Jordan Bardella pris pour cible
Misant sur une nouvelle dissolution de l’Assemblée nationale à l’été prochain, le parti d’extrême droite espère réussir à purger de ses rangs tous les profils problématiques et à former suffisamment de candidats potentiels pour ne pas subir le même revers qu’en juillet dernier. Mais pour certains cadres, le responsable de l’échec frontiste se trouve plutôt du côté de la direction du parti, et s’appelle Jordan Bardella. En privé, quelques élus dénoncent une “stratégie du fusible” débutée à l’été, avec l’éviction de Gilles Pennelle, discrètement sommé de démissionner de son poste de directeur général du parti. “Il a été le premier fusible d’une longue liste, déplore un cadre sous couvert d’anonymat. C’est très injuste de lâcher un collaborateur de longue date en rase campagne au lieu d’assumer sa responsabilité.”
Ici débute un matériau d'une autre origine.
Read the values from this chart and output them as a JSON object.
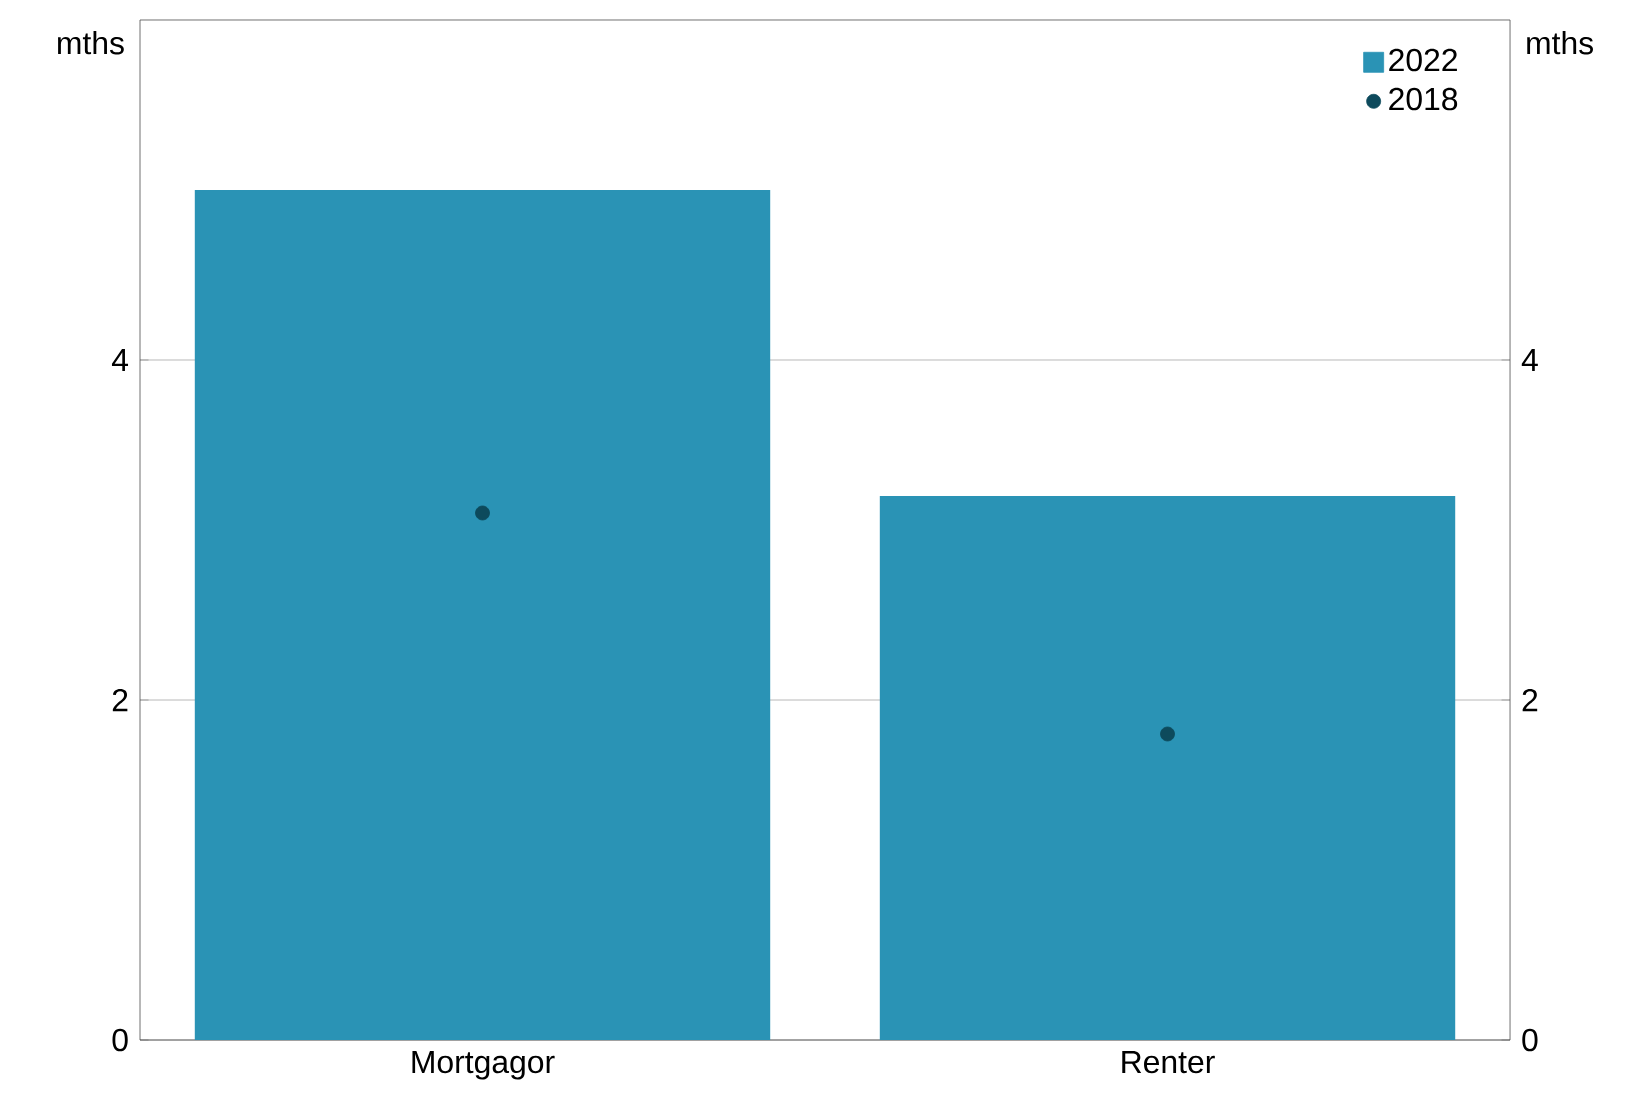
{
  "chart_data": {
    "type": "bar",
    "categories": [
      "Mortgagor",
      "Renter"
    ],
    "series": [
      {
        "name": "2022",
        "color": "#2a93b5",
        "values": [
          5.0,
          3.2
        ]
      },
      {
        "name": "2018",
        "type": "scatter",
        "color": "#0d4a5c",
        "values": [
          3.1,
          1.8
        ]
      }
    ],
    "ylabel": "mths",
    "y2label": "mths",
    "ylim": [
      0,
      6
    ],
    "yticks": [
      0,
      2,
      4
    ],
    "y2lim": [
      0,
      6
    ],
    "y2ticks": [
      0,
      2,
      4
    ],
    "grid": "y",
    "legend": "top right",
    "marker": "circle"
  }
}
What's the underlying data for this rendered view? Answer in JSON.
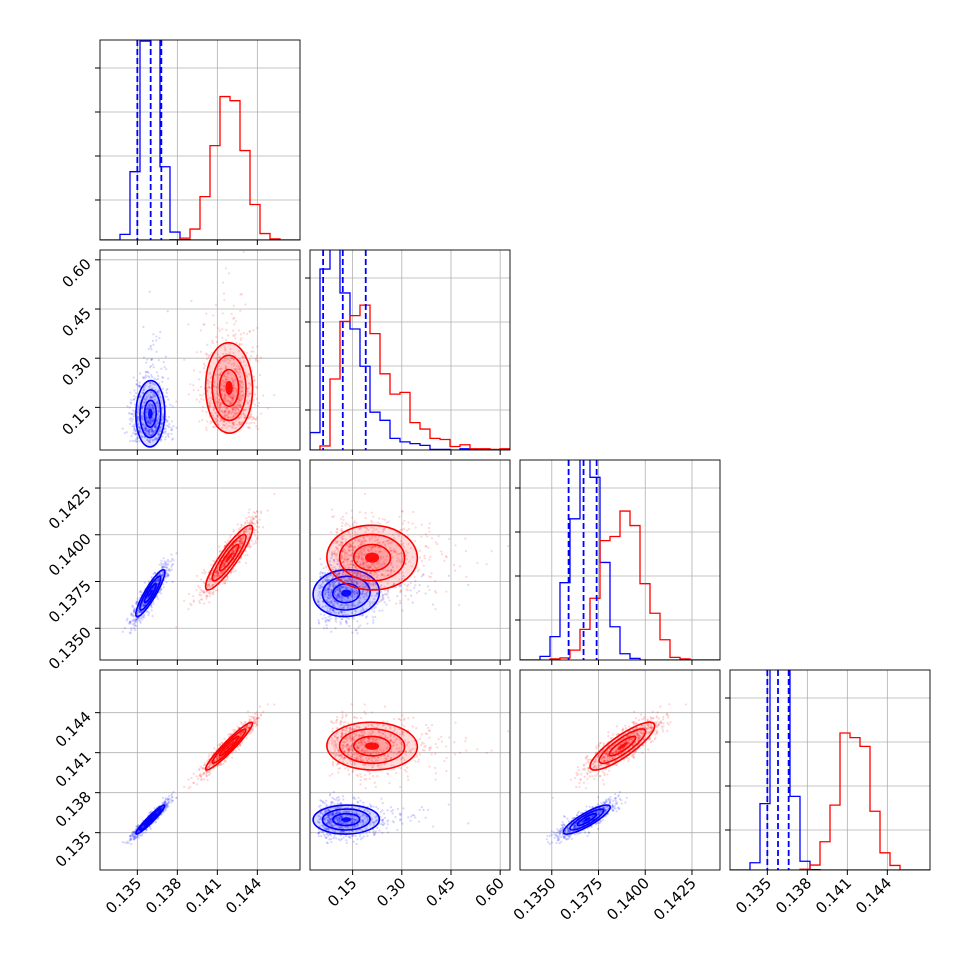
{
  "chart_data": {
    "type": "corner",
    "dimensions": 4,
    "grid": true,
    "colors": {
      "blue": "#0000ff",
      "red": "#ff0000"
    },
    "params": [
      {
        "range": [
          0.1322,
          0.1472
        ],
        "ticks": [
          0.135,
          0.138,
          0.141,
          0.144
        ],
        "tick_labels": [
          "0.135",
          "0.138",
          "0.141",
          "0.144"
        ]
      },
      {
        "range": [
          0.02,
          0.63
        ],
        "ticks": [
          0.15,
          0.3,
          0.45,
          0.6
        ],
        "tick_labels": [
          "0.15",
          "0.30",
          "0.45",
          "0.60"
        ]
      },
      {
        "range": [
          0.1333,
          0.144
        ],
        "ticks": [
          0.135,
          0.1375,
          0.14,
          0.1425
        ],
        "tick_labels": [
          "0.1350",
          "0.1375",
          "0.1400",
          "0.1425"
        ]
      },
      {
        "range": [
          0.1322,
          0.1472
        ],
        "ticks": [
          0.135,
          0.138,
          0.141,
          0.144
        ],
        "tick_labels": [
          "0.135",
          "0.138",
          "0.141",
          "0.144"
        ]
      }
    ],
    "series": [
      {
        "color": "blue",
        "mean": [
          0.136,
          0.13,
          0.1369,
          0.136
        ],
        "sd": [
          0.0007,
          0.06,
          0.0008,
          0.0007
        ],
        "quantiles": [
          [
            0.135,
            0.136,
            0.1368
          ],
          [
            0.06,
            0.12,
            0.19
          ],
          [
            0.1359,
            0.1367,
            0.1374
          ],
          [
            0.135,
            0.1358,
            0.1366
          ]
        ]
      },
      {
        "color": "red",
        "mean": [
          0.1419,
          0.21,
          0.1388,
          0.1415
        ],
        "sd": [
          0.0011,
          0.09,
          0.0011,
          0.0011
        ]
      }
    ],
    "pair_structure": [
      {
        "row": 1,
        "col": 0,
        "blue_center": [
          0.1358,
          0.11
        ],
        "red_center": [
          0.1419,
          0.19
        ]
      },
      {
        "row": 2,
        "col": 0,
        "blue_center": [
          0.136,
          0.1368
        ],
        "red_center": [
          0.1418,
          0.1387
        ]
      },
      {
        "row": 2,
        "col": 1,
        "blue_center": [
          0.11,
          0.1366
        ],
        "red_center": [
          0.19,
          0.1387
        ]
      },
      {
        "row": 3,
        "col": 0,
        "blue_center": [
          0.136,
          0.1359
        ],
        "red_center": [
          0.1417,
          0.1411
        ]
      },
      {
        "row": 3,
        "col": 1,
        "blue_center": [
          0.11,
          0.136
        ],
        "red_center": [
          0.19,
          0.1416
        ]
      },
      {
        "row": 3,
        "col": 2,
        "blue_center": [
          0.1367,
          0.1361
        ],
        "red_center": [
          0.1387,
          0.1412
        ]
      }
    ]
  }
}
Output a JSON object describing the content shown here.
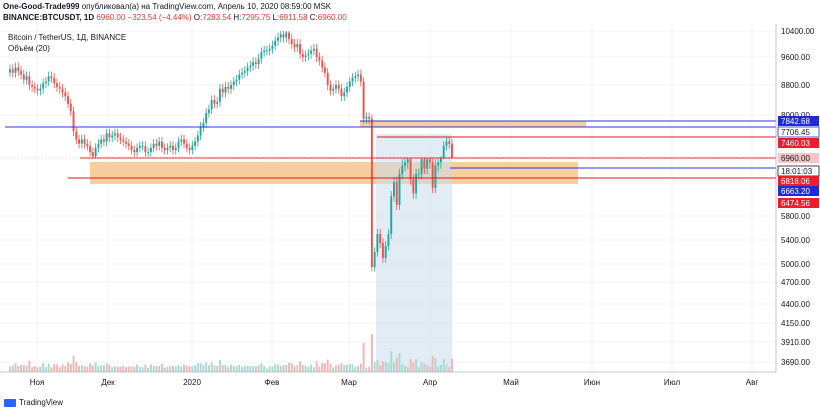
{
  "header": {
    "author": "One-Good-Trade999",
    "published": "опубликовал(а) на TradingView.com, Апрель 10, 2020 08:59:00 MSK",
    "symbol": "BINANCE:BTCUSDT, 1D",
    "price": "6960.00",
    "change": "−323.54 (−4.44%)",
    "o_label": "O:",
    "o_value": "7283.54",
    "h_label": "H:",
    "h_value": "7295.75",
    "l_label": "L:",
    "l_value": "6911.58",
    "c_label": "C:",
    "c_value": "6960.00"
  },
  "legend": {
    "title": "Bitcoin / TetherUS, 1Д, BINANCE",
    "volume": "Объём (20)"
  },
  "footer": {
    "brand": "TradingView"
  },
  "colors": {
    "up": "#26a69a",
    "down": "#ef5350",
    "hline_red": "#e8111f",
    "hline_blue": "#2d37d9",
    "zone": "#f7c58d",
    "vp": "#c8dcec",
    "axis_red": "#ee1d2e",
    "axis_blue": "#1e2bd6"
  },
  "chart_data": {
    "type": "candlestick",
    "x_ticks": [
      "Ноя",
      "Дек",
      "2020",
      "Фев",
      "Мар",
      "Апр",
      "Май",
      "Июн",
      "Июл",
      "Авг"
    ],
    "y_ticks": [
      "10400.00",
      "9600.00",
      "8800.00",
      "8000.00",
      "5800.00",
      "5400.00",
      "5000.00",
      "4700.00",
      "4400.00",
      "4150.00",
      "3910.00",
      "3690.00"
    ],
    "price_labels": [
      {
        "text": "7842.68",
        "style": "blue"
      },
      {
        "text": "7706.45",
        "style": "outline-blue"
      },
      {
        "text": "7460.03",
        "style": "red"
      },
      {
        "text": "6960.00",
        "style": "pink"
      },
      {
        "text": "18:01:03",
        "style": "outline"
      },
      {
        "text": "6818.06",
        "style": "red"
      },
      {
        "text": "6663.20",
        "style": "blue"
      },
      {
        "text": "6474.56",
        "style": "red"
      }
    ],
    "candles_close": [
      9250,
      9150,
      9300,
      9200,
      9100,
      8950,
      9050,
      8800,
      8750,
      8700,
      8650,
      8700,
      8850,
      8900,
      9050,
      9000,
      8850,
      8750,
      8700,
      8600,
      8500,
      8300,
      8100,
      7600,
      7400,
      7300,
      7400,
      7300,
      7250,
      7100,
      7000,
      7200,
      7300,
      7400,
      7350,
      7550,
      7450,
      7500,
      7550,
      7450,
      7400,
      7350,
      7300,
      7250,
      7150,
      7100,
      7200,
      7250,
      7250,
      7100,
      7100,
      7200,
      7300,
      7250,
      7350,
      7200,
      7150,
      7200,
      7250,
      7150,
      7200,
      7350,
      7400,
      7300,
      7200,
      7150,
      7250,
      7350,
      7500,
      7700,
      7800,
      8050,
      8150,
      8400,
      8300,
      8350,
      8700,
      8600,
      8750,
      8700,
      8800,
      8900,
      8950,
      9100,
      9150,
      9200,
      9300,
      9350,
      9450,
      9400,
      9550,
      9750,
      9800,
      9800,
      9850,
      9950,
      10100,
      10200,
      10300,
      10200,
      10350,
      10150,
      10000,
      9900,
      10000,
      9700,
      9600,
      9650,
      9700,
      9800,
      9850,
      9600,
      9500,
      9300,
      9150,
      8800,
      8650,
      8700,
      8800,
      8700,
      8500,
      8600,
      8750,
      8900,
      9000,
      9050,
      9100,
      8900,
      7900,
      7950,
      7900,
      4950,
      5200,
      5500,
      5350,
      5100,
      5300,
      5500,
      6150,
      6400,
      6000,
      6550,
      6700,
      6750,
      6800,
      6450,
      6200,
      6550,
      6550,
      6800,
      6650,
      6800,
      6750,
      6300,
      6700,
      6750,
      6900,
      7250,
      7350,
      7300,
      6960
    ],
    "annotations": [
      {
        "type": "hline",
        "price": 7842.68,
        "color": "blue"
      },
      {
        "type": "hline",
        "price": 7706.45,
        "color": "blue"
      },
      {
        "type": "hline",
        "price": 7460.03,
        "color": "red"
      },
      {
        "type": "hline",
        "price": 6818.06,
        "color": "red"
      },
      {
        "type": "hline",
        "price": 6663.2,
        "color": "blue"
      },
      {
        "type": "hline",
        "price": 6474.56,
        "color": "red"
      },
      {
        "type": "zone",
        "from": 7706.45,
        "to": 7842.68
      },
      {
        "type": "zone",
        "from": 6663.2,
        "to": 6960.0
      }
    ]
  }
}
D’autres vont plus loin, ciblant des erreurs qu’aurait commises l’eurodéputé au cours de la campagne. “Il est responsable de cette défaite, assure un lepéniste. Il a fait preuve de maladresse sur certains argumentaires, comme sur la question des binationaux, mais surtout, il s’est montré très arrogant, comme si la victoire était acquise d’avance et qu’il était déjà Premier ministre, cela nous a fait beaucoup de mal.”
Dans les fédérations, plusieurs cadres locaux craignant pour leur tête se plaignent de ne pas avoir été contactés par la direction du parti, condamnés à patienter jusqu’aux 14 et 15 septembre pour en savoir plus sur leur sort. Un frontiste abonde : “C’est la grande tradition du parti : ils vont arriver et découvrir publiquement et en direct qu’ils sont débarqués. C’est dommage, parce que c’est une humiliation inutile, et ça ne va pas arranger l’ambiance interne.” Et complète : “Avec Marine, au moins, un dialogue s’engageait toujours, là on n’a même pas droit à une discussion. Et surtout, on ferme notre gueule parce que dans ce parti il n’est jamais conseillé d’être trop franc.” Pas d’été indien donc, mais pour leur rentrée, il est probable que les frontistes n’échappent pas à un petit coup de chaud.